There are of course some basic methods built-in. You don't always have to use raw querying:

// insert a new user, will return a Thinodium.Document instance  
const doc = yield User.insert({  
  firstName: 'john',  
  lastName: 'smith',  
  countryId: 1,  

// update user's last name  
doc.lastName = 'Wiley';  
yield country.save();

// get country  
let country = yield Country.get(1);

// update country name  
country.name = 'France';  
yield country.save();  

Thinodium documents can also have virtual fields and custom methods. Model instances (i.e. the objects representing tables) can also be enhanced with schema validation and hooks among other things.

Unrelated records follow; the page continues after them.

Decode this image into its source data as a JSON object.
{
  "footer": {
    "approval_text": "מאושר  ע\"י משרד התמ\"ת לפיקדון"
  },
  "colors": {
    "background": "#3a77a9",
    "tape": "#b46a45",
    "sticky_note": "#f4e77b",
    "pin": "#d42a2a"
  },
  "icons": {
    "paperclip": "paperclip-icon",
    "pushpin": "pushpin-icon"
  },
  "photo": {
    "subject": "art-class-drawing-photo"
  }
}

Note: For those who have used Robe (my ODM for MongoDB), you will notice that Thinodium re-uses and improves upon Robe's document architecture.

Adapter architecture

Since Thinodium exposes the underlying raw querying engine and doesn't try to abstract away the details too much it is easy to support more than one database engine. To install and use thinodium you need both the core package as well as an adapter for your database of choice. E.g. for RethinkDB:

$ npm install thinodium thinodium-rethinkdb  

Writing your own adapter means extending the base Thinodium.Database and Thinodium.Model classes and implementing the necessary methods therein. More information on this is available in the adapter docs.

Future work and links

Right now there is just one adapter, and that's for RethinkDB. I plan to add support for Mongo at some point, which may result in Robe being deprecated. Also, I'm wondering whether to add first-class support for database updates observes (i.e. oplog tailing in Mongo, changes() in Rethink) or leaves that to library users to do so themselves.